There’s still time to nominate local icons for Best of D.C.

Now that At-Large Councilmember Vincent Orange has developed a sense of shame and decided to resign his seat when he starts running the D.C. Chamber of Commerce next week, Democratic at-large nominee Robert White would look like the obvious candidate to fill the seat.

White already beat Orange in June’s primary, and he’ll almost certainly win the seat in November’s general election. But now White has some competition for filling the remaining four months on Orange’s Council term because D.C. Democratic State Committee member Anita Bellamy Shelton wants the seat for herself.

White’s the prohibitive favorite, but Shelton’s political role could come in handy. Thanks to the opaque process that allows the DCDSC to fill Council seats left open by Democratic councilmembers, Orange’s temporary replacement will be decided by the committee’s membership. 

Shelton—a longtime District activist, former Marion Barry–era government official, and the DCDSC’s Ward 1 committeewoman—says White should spend the rest of the year focused on getting out the general election vote. While White’s busy, Shelton is happy to be a councilmember for a few months. 

“There needs to be a vote and not a coronation,” Shelton says. 
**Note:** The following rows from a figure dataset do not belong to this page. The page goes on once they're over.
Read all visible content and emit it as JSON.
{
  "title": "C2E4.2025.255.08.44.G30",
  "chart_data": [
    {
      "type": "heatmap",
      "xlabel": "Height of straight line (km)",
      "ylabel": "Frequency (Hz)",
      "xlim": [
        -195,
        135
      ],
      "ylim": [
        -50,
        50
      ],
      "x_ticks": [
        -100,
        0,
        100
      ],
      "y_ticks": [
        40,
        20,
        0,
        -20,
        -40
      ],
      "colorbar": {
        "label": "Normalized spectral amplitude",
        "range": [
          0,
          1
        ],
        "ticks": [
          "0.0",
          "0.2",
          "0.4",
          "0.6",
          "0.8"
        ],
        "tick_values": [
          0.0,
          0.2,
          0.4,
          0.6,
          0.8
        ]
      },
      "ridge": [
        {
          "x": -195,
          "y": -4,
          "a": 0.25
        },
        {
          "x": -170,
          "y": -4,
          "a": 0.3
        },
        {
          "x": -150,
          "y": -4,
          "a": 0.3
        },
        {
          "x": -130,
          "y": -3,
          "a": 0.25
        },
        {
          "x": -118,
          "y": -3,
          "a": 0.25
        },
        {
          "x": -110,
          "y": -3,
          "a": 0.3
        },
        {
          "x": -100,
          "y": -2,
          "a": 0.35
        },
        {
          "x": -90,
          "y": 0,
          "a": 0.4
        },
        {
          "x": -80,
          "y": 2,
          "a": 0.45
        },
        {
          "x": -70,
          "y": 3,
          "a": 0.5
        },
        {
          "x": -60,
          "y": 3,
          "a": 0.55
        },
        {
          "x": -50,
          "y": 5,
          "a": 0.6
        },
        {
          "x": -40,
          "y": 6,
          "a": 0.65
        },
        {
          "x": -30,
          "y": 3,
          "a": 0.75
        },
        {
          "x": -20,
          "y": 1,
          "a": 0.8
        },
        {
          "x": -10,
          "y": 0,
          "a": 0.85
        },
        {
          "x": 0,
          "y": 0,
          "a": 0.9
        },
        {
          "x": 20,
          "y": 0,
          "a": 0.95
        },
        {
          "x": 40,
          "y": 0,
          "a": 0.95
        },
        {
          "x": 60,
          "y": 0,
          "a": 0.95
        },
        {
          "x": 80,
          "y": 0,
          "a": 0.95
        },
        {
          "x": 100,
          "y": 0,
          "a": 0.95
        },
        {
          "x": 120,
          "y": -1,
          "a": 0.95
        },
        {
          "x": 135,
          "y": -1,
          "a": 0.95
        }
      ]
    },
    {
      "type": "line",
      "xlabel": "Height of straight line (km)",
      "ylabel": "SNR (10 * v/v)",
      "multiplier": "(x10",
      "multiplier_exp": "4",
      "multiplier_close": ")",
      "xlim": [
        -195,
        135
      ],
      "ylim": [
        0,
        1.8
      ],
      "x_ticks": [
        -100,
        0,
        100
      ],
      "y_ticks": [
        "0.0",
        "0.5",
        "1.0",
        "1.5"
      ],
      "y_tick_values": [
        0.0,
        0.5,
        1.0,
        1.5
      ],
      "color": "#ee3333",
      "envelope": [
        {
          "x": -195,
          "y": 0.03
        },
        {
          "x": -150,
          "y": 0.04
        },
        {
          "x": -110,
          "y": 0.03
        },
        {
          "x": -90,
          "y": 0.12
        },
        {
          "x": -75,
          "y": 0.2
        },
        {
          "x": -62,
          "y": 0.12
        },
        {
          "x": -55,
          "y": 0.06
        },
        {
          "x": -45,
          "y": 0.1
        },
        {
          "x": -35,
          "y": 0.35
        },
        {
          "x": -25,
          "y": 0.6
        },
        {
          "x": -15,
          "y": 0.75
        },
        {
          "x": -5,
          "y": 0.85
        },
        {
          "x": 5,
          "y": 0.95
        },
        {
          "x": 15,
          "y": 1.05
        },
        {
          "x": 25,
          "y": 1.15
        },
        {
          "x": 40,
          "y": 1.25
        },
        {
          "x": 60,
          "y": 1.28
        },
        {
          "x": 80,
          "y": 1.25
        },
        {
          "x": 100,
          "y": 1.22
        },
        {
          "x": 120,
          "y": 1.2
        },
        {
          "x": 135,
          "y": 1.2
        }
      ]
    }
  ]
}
White didn’t respond to LL’s request for comment, but he sounded confident in an interview with the Washington Times that the DCDSC will choose him instead. White has good reason to start measuring drapes, given that he has the support of At-Large Councilmember and DCDSC boss Anita Bonds.
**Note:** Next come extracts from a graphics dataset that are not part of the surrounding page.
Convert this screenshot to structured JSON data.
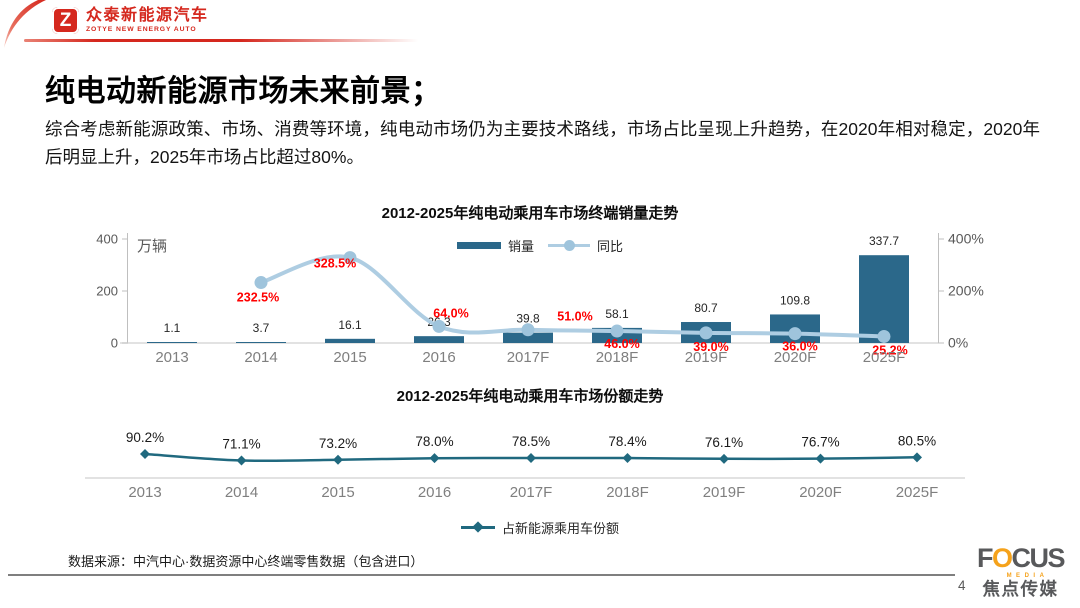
{
  "header": {
    "logo_cn": "众泰新能源汽车",
    "logo_en": "ZOTYE NEW ENERGY AUTO",
    "logo_mark": "Z"
  },
  "title": "纯电动新能源市场未来前景；",
  "intro": "综合考虑新能源政策、市场、消费等环境，纯电动市场仍为主要技术路线，市场占比呈现上升趋势，在2020年相对稳定，2020年后明显上升，2025年市场占比超过80%。",
  "colors": {
    "brand_red": "#d5281e",
    "bar_teal": "#2b688a",
    "line_light_blue": "#aecde2",
    "marker_blue": "#9fc4dc",
    "label_red": "#ff0000",
    "share_line_teal": "#20697f",
    "focus_orange": "#f5a21b",
    "logo_gray": "#58595b",
    "axis_gray": "#bfbfbf",
    "text_gray": "#7f7f7f"
  },
  "chart_data": [
    {
      "type": "bar+line",
      "title": "2012-2025年纯电动乘用车市场终端销量走势",
      "categories": [
        "2013",
        "2014",
        "2015",
        "2016",
        "2017F",
        "2018F",
        "2019F",
        "2020F",
        "2025F"
      ],
      "series": [
        {
          "name": "销量",
          "type": "bar",
          "axis": "left",
          "unit": "万辆",
          "values": [
            1.1,
            3.7,
            16.1,
            26.3,
            39.8,
            58.1,
            80.7,
            109.8,
            337.7
          ],
          "color": "#2b688a"
        },
        {
          "name": "同比",
          "type": "line",
          "axis": "right",
          "unit": "%",
          "values": [
            null,
            232.5,
            328.5,
            64.0,
            51.0,
            46.0,
            39.0,
            36.0,
            25.2
          ],
          "color": "#aecde2",
          "marker_color": "#9fc4dc",
          "label_color": "#ff0000"
        }
      ],
      "left_axis": {
        "unit_label": "万辆",
        "ticks": [
          "0",
          "200",
          "400"
        ],
        "range": [
          0,
          400
        ]
      },
      "right_axis": {
        "ticks": [
          "0%",
          "200%",
          "400%"
        ],
        "range": [
          0,
          400
        ]
      },
      "grid": false,
      "legend_position": "top"
    },
    {
      "type": "line",
      "title": "2012-2025年纯电动乘用车市场份额走势",
      "categories": [
        "2013",
        "2014",
        "2015",
        "2016",
        "2017F",
        "2018F",
        "2019F",
        "2020F",
        "2025F"
      ],
      "series": [
        {
          "name": "占新能源乘用车份额",
          "type": "line",
          "unit": "%",
          "values": [
            90.2,
            71.1,
            73.2,
            78.0,
            78.5,
            78.4,
            76.1,
            76.7,
            80.5
          ],
          "color": "#20697f"
        }
      ],
      "grid": false,
      "legend_position": "bottom"
    }
  ],
  "footer": {
    "source": "数据来源：中汽中心·数据资源中心终端零售数据（包含进口）",
    "page": "4",
    "brand": {
      "focus_f": "F",
      "focus_o": "O",
      "focus_cus": "CUS",
      "media": "MEDIA",
      "cn": "焦点传媒"
    }
  }
}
One DCDSC official who will be voting in the election describes White as the “consensus pick,” putting the chance that Shelton or any other challenger could beat him for the remaining term at between 5 and 10 percent. 

Despite facing long odds, Shelton is happy to throw some elbows in the race. In an interview with LL, Shelton says that White registered as an independent in 2014 to compete for one of the Council seats reserved for non-Democrats.

“He was an independent,” Shelton says. “Not that I hold that against him.”